Mit Ordnungsamt am Bühnenrand: Die größte Posse hat das Berliner Monbijou-Theater hinter sich

Für Anwohner zu laut, die Strandbar zu groß: Nach langem Streit durfte das Monbijou-Theater in Mitte wieder öffnen. Zur Premiere gab's: „Was ihr wollt“.

Tangomusik klingt leise über die Spree. Zwischen Palmen und Tanzfläche sitzen erste Besucher in der Strandbar am Wasser. Drinnen im Amphitheater tritt Schauspieler Johann Jakob Wurster ans Mikrofon und eröffnet die Vorstellung. Neben der Bühne haben sich Männer in Uniform postiert. „Die Kollegen vom Ordnungsamt schauen, ob hier alles beim Rechten ist“, sagt Wurster. „Dieses Theater hat es schwer und das soll offenbar so bleiben.“

Das Monbijou-Theater eröffnete am Freitagabend nach zweieinhalb Jahren Zwangspause. Die Genehmigung vom Bezirk Mitte kam einen Tag zuvor. Vorausgegangen war ein langer Streit zwischen dem Bezirksamt und dem ehemaligen Theaterchef Christian Schulz. Anwohner hatten sich über Lärm beschwert und Mitglieder des Ensembles über schlechte Arbeitsbedingungen. Vor allem aber hatten sich Bezirkspolitiker daran gestört, dass die Strandbar zu groß geworden war.

„Dieses Jahr geht es darum, eine Bella Figura zu machen“, sagt Christian Schulz. „Wir wollen zeigen, wie wichtig dieser Ort für Berlin ist.“ Offiziell ist er jetzt nur noch Vermieter seiner Holzbauten. Die Leitung des Theaters hat der Verein „Zwei Drittel“ übernommen, das Ensemble leitet die Bühne als Kollektiv, so beschreibt es einer der neuen Betreiber, Daniel Sellier. Gemeinsam mit Johann Jakob Wurster übernimmt der Schauspieler die Verantwortung für das Theater.

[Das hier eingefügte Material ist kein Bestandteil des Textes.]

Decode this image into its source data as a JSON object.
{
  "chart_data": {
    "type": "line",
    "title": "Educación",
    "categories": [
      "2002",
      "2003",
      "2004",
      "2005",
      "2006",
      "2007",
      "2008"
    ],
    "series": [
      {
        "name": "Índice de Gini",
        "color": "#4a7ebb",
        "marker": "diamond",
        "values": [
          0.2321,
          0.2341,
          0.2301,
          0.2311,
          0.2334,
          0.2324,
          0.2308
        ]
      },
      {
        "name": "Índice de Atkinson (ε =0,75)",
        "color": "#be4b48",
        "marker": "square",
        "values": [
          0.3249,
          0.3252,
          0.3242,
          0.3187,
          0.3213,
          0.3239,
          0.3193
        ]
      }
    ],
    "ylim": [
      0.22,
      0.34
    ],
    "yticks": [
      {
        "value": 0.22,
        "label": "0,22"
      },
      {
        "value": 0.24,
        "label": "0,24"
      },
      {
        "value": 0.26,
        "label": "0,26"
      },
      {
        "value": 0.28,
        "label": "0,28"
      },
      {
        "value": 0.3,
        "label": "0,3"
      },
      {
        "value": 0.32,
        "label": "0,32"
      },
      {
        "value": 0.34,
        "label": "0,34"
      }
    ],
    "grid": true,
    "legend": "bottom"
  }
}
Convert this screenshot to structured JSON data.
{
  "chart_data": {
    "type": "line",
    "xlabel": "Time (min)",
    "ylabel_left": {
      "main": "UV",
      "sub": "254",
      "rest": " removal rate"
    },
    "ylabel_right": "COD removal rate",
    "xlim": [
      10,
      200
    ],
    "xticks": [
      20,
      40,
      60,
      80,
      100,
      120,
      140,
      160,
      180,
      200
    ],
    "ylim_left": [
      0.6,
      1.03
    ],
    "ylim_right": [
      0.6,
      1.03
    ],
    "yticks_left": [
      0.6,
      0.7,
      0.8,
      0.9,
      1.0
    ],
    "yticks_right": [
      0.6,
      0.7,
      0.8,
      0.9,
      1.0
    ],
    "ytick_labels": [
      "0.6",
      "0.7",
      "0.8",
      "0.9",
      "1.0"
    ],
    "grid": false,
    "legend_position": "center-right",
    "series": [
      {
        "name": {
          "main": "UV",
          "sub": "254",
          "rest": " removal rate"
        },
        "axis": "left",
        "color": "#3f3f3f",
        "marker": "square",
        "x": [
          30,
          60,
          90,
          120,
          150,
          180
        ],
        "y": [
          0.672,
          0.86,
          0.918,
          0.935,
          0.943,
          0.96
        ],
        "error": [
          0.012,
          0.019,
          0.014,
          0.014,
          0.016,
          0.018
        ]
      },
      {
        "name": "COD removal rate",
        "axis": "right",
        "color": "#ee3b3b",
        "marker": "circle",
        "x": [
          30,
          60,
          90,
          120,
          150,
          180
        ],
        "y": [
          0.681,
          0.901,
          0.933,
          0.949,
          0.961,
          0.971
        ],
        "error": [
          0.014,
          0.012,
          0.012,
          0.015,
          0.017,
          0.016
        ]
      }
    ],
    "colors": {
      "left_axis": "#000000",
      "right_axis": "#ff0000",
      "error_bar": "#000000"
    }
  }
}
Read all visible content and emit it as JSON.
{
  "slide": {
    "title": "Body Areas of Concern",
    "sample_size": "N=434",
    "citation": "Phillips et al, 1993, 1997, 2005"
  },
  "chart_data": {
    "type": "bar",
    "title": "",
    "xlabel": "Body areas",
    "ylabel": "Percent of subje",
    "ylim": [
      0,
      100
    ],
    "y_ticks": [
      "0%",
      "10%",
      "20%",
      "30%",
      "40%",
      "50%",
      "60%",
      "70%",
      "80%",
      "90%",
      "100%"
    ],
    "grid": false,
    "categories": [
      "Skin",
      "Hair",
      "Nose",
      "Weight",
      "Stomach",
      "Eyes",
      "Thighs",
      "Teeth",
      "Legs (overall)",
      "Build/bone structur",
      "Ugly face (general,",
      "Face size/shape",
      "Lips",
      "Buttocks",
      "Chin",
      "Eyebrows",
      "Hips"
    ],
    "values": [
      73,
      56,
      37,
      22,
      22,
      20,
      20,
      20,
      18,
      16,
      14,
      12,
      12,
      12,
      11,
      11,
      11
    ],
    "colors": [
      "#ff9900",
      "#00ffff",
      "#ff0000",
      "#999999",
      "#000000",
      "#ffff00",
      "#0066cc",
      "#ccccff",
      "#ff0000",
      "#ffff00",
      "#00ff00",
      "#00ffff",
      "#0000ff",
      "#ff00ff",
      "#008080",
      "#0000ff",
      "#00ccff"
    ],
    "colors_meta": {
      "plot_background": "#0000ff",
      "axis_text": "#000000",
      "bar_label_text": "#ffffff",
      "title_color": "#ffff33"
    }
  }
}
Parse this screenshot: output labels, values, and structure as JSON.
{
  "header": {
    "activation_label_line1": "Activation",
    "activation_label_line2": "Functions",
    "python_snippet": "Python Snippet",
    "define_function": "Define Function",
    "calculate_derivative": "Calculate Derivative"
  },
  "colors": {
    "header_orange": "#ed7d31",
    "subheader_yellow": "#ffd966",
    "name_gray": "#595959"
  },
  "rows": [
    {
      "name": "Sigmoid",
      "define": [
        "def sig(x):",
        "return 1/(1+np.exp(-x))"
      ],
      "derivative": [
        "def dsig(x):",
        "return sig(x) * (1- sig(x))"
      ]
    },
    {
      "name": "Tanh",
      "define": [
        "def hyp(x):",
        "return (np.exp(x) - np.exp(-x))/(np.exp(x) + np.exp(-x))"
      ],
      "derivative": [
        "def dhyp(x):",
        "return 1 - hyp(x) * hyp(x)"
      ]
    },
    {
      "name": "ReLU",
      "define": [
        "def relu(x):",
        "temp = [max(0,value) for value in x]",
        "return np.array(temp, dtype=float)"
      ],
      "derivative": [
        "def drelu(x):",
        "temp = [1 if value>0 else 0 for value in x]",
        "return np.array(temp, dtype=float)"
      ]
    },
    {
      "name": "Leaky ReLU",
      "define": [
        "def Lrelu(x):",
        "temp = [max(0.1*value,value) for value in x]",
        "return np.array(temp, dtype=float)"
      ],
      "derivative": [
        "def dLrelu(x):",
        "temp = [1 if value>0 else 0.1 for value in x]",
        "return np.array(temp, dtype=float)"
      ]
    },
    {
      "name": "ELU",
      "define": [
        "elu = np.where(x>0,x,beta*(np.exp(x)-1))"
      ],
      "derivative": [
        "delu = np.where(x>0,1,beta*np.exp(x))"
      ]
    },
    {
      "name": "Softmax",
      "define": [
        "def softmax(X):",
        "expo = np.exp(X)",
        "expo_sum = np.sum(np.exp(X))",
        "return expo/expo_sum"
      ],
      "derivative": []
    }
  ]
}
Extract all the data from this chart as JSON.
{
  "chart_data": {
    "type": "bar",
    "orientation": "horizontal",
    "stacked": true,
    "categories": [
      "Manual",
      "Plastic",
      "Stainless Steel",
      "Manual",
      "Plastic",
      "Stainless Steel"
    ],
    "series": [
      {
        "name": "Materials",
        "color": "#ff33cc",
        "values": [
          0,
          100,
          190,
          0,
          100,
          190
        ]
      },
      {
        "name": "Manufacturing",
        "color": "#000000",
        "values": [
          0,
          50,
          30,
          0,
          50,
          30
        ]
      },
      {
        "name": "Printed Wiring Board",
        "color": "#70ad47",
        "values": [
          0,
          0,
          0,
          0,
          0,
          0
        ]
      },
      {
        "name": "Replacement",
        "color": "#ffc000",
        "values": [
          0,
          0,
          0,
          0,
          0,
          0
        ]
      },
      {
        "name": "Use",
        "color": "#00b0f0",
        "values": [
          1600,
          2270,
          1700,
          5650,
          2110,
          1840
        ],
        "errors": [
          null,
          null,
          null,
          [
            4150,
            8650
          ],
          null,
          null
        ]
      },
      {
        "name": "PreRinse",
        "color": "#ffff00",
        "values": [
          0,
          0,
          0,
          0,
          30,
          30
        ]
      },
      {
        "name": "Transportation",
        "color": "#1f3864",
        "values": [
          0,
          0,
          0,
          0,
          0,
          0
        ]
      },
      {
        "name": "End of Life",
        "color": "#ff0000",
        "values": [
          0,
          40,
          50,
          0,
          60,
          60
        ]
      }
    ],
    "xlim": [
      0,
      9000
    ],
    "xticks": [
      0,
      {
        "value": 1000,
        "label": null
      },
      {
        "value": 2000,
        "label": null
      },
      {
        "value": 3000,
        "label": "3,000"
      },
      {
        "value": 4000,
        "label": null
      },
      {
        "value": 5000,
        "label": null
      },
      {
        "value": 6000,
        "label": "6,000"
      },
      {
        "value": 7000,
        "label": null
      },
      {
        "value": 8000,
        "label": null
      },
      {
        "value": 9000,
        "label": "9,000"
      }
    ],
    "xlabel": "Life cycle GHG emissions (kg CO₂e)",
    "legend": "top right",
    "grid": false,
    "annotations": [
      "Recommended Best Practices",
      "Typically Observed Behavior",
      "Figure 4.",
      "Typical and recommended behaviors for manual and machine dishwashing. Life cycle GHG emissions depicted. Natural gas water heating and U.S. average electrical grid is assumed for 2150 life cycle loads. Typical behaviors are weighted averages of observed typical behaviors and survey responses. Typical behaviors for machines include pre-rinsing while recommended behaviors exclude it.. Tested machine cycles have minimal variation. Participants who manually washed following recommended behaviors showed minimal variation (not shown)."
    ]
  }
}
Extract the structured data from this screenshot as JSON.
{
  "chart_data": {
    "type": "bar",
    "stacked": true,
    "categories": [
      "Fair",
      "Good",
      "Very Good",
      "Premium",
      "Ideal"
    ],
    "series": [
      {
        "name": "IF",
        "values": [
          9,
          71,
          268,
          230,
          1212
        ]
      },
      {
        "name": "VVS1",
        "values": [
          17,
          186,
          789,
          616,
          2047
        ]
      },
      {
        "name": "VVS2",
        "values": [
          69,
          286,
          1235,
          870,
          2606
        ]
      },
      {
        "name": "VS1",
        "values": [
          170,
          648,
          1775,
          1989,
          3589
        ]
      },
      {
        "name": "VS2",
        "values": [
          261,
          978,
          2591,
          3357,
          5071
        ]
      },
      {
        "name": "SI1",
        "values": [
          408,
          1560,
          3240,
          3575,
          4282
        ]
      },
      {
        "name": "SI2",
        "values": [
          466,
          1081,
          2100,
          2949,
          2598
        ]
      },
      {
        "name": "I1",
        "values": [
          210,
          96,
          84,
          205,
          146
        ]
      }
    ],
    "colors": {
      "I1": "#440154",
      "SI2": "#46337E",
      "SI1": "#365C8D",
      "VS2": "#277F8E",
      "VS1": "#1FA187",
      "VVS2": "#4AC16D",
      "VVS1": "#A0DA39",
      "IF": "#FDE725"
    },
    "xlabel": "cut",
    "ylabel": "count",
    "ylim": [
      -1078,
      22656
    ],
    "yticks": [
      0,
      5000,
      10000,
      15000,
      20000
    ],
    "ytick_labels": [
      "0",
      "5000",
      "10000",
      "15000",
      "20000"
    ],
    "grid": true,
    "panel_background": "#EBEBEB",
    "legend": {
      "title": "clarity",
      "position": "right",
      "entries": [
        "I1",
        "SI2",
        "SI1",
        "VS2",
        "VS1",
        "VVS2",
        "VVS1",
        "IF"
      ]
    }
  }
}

Strandbar und Tanzfläche sind am Eröffnungsabend kleiner als früher, das war Bedingung des Bezirks. Das Amphitheater wurde an einigen Stellen mit Holzbrettern renoviert, sonst ist alles beim Alten. Der Himmel hinter der Museumsinsel färbt sich dunkelblau, als die Schauspieler die Bühne betreten. Die Berliner Theatergruppe „Kombinat.030“ spielt Shakespeares „Was ihr wollt“, laut und lustig. [Tickets und Programm gibt es online unter zweidrittel.berlin.]

„So ein schöner Ort mit der Museumsinsel im Hintergrund“

Die Ränge sind am ersten Abend noch spärlich besetzt, aber die Stimmung ist gut. Daniel Sellier als Narr mit roter Nase und gelben Hosen interagiert mit den Zuschauern, ruft ihnen Scherze und lustige Fragen zu. Am Ende gibt es Applaus, viele Besucher sind froh, dass sie hier wieder Theater sehen können. „Das ist so ein schöner Ort mit der Museumsinsel im Hintergrund“, sagt ein Mann nach der Vorstellung. Eine andere Besucherin freut sich, dass sie gleich noch Tango an der Spree tanzen kann.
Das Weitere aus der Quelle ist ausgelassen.